Development of Evaluation System of β-secretase Activity by Using Orientated Immobilizing Recombinant β-secretase

Alzheimer's disease (AD) is one of the type of dementia and the numbers of the patients has been increasing in the world. However, there are no effective reagents for the disease because the cause of AD is not well-known. The neuropathological diagnosis of AD is decided upon the detection of amyloid plaques which made by insoluble amyloid. It is known that the amyloid is produced by β-secretase and γ-secretase which catalyze the amyloid precursor peptide. The β-Secretase is known as a one of a key enzyme for development of therapeutic agent to AD because the enzyme activity is specifically high in AD patients. All the conventional β-secretase inhibitors are substrate analogs, it means that those inhibitors are competitive and reversible inhibitor.

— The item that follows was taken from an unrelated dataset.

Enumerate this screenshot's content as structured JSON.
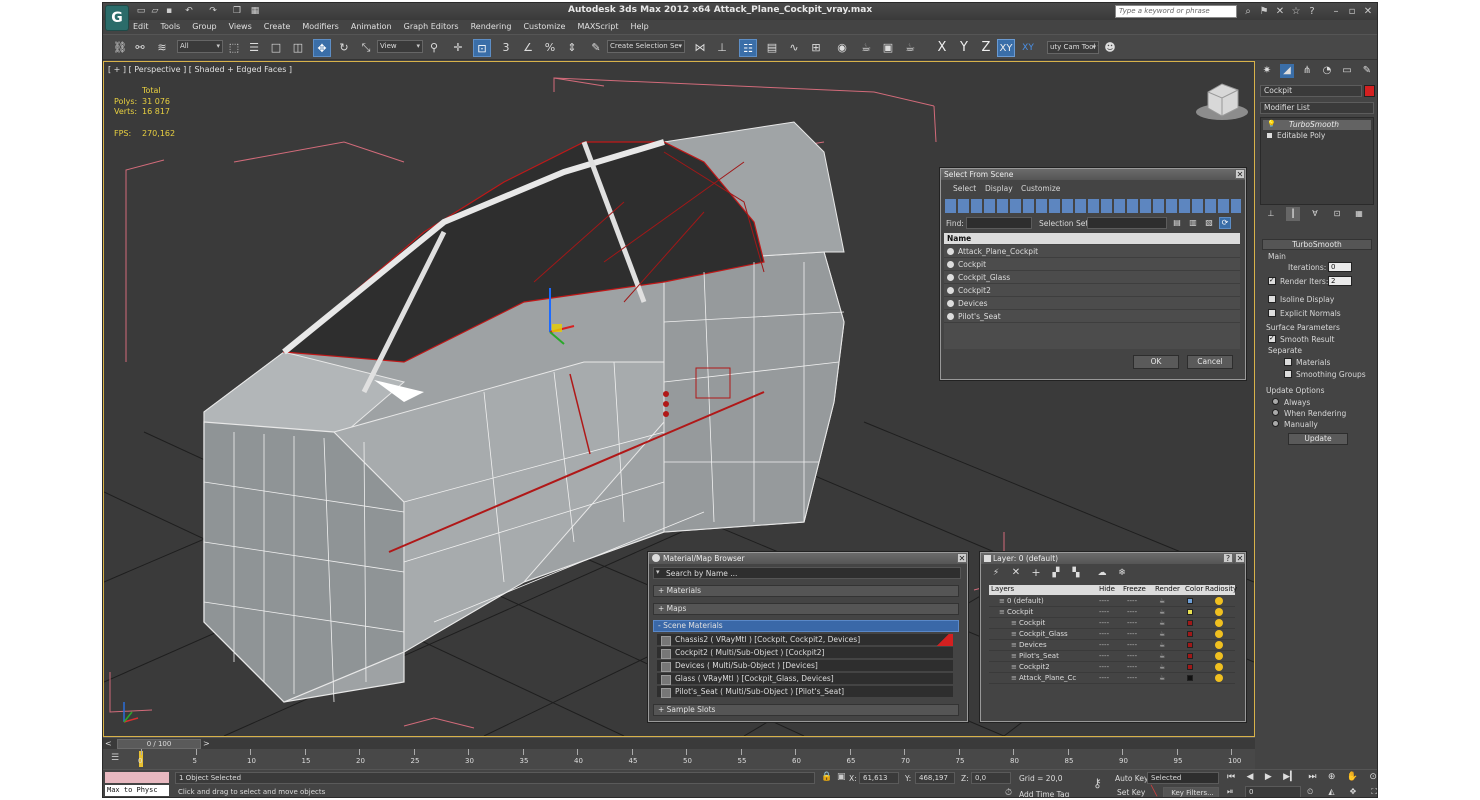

Therefore, a non competitive enzyme inhibitor of β-secretase will be able to be a novel reagent as an anti-AD. In the previous study, we already developed the system to evaluate properties of the inhibitors whether its effect is reversible or irreversible. In this study, we developed evaluation system for activity of β-secretase by using immobilized recombinant β-secretase in combination with a FIA (Flow Injection Analysis) system. On the other hand, conventional method for enzyme immobilization cannot control enzyme orientation. Hence we investigated orientation of immobilized enzyme by using specific binding of biotin and streptavidin. And we tried to miniaturize the system to reduce assay time and increase the sensitivity. Furthermore, we applied the system to evaluate the property of conventional inhibitor.